Explicit safety instructions reduce but do not prevent misaligned behaviour. Our multi-layer defences exist precisely because we have observed the same thing at small scale. A single “do not diagnose” instruction does not hold against twelve turns of conversation with a user asking symptom questions.

Models reason strategically toward goals they were given. In a roleplay context, if you tell the model “the user is learning, be helpful to them”, it will undermine the scenario. If you tell it “the user is being judged, stay in character as the judge”, it holds better. Specifying the model’s orientation explicitly matters.

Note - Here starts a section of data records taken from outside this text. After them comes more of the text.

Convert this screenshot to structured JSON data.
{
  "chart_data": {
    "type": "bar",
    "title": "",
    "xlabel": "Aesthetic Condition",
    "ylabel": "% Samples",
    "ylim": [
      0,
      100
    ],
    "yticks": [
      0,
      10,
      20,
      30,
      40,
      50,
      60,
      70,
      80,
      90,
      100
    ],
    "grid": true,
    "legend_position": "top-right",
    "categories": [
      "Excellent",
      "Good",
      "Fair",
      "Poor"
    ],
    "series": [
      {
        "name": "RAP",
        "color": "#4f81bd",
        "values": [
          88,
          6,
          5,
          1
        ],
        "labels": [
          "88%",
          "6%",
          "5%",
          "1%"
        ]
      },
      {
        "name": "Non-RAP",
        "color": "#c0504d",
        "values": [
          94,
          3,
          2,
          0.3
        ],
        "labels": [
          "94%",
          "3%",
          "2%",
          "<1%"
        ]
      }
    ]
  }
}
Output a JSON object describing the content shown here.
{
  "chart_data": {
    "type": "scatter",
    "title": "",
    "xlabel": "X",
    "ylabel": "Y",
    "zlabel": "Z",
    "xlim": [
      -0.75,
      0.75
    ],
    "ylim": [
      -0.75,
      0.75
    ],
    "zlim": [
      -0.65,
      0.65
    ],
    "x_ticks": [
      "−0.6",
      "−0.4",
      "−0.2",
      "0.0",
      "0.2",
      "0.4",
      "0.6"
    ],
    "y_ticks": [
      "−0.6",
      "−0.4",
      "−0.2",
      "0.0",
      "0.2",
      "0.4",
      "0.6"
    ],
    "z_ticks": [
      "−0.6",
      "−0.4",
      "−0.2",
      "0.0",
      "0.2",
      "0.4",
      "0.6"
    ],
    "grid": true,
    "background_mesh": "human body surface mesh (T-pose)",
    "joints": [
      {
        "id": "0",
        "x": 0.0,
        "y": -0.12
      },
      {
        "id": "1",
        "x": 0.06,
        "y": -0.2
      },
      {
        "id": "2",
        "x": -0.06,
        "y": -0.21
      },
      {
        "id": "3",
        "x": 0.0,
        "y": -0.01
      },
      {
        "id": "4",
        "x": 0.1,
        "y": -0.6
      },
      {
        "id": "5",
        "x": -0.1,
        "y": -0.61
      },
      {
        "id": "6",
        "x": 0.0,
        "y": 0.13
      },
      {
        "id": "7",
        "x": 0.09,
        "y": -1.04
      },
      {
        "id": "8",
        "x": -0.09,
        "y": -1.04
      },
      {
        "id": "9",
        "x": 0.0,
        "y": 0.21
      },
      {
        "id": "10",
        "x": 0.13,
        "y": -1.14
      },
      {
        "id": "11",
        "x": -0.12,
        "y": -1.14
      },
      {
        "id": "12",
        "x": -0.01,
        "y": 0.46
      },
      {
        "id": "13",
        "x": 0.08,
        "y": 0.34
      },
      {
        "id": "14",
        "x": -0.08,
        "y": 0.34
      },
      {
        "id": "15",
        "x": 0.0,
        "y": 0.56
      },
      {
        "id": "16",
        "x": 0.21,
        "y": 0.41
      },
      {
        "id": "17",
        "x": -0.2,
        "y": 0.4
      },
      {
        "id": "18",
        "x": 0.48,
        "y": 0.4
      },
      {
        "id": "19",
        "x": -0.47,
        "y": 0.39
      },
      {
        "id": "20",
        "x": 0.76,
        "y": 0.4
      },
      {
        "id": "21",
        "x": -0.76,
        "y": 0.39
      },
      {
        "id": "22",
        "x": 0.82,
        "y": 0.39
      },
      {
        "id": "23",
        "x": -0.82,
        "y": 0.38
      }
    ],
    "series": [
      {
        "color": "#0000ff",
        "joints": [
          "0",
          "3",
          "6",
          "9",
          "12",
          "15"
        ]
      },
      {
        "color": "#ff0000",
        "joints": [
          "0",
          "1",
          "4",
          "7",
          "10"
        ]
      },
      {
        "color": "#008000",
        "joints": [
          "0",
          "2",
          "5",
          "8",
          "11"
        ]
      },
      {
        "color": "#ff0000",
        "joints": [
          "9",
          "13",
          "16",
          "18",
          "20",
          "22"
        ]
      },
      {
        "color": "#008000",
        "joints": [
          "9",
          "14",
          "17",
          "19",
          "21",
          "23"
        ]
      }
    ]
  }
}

The gap between evaluation behaviour and deployment behaviour matters. Anthropic found that models misbehaved more when they believed the scenario was real. We have not measured this directly, but it suggests that scoring models in particular may behave differently in production than in test, which is a reminder to treat LLM-as-judge carefully.

The parts of Anthropic’s taxonomy we do not see much of, because of our constraints, are actions against the operator, exfiltration attempts, and strategic deception. Those require autonomy and stakes we do not give our systems. The production engineer’s experience is quieter. The dynamic under it is the same.

9. Closing

Safety engineering for LLM products in production does not look like high-stakes AI safety research. It looks like a lot of small, specific controls that stop the model drifting away from what you told it to do. A system prompt, then a negative constraint inside it, then a per-turn reminder, then a response classifier, then a rubric with observable criteria. Tedious in the build. The thing that makes the product trustworthy enough to ship.

Anthropic’s research on agentic misalignment is useful for teams at our scale because it gives us names for dynamics we were already engineering around. Persona drift is a small-scale version of their pressure toward goal-consistent behaviour. Instruction drift is a small-scale version of their observation that simple safety instructions reduce but do not prevent. Evaluative lenience is their finding about evaluation-vs-deployment gaps applied to LLM-as-judge. The full-autonomy behaviours they describe may be rare in deployment today. The quieter cousins are in every LLM product shipping right now.

If you are building something in a similar space, or you have opinions on small-scale misalignment that differ from ours, we are happy to compare notes.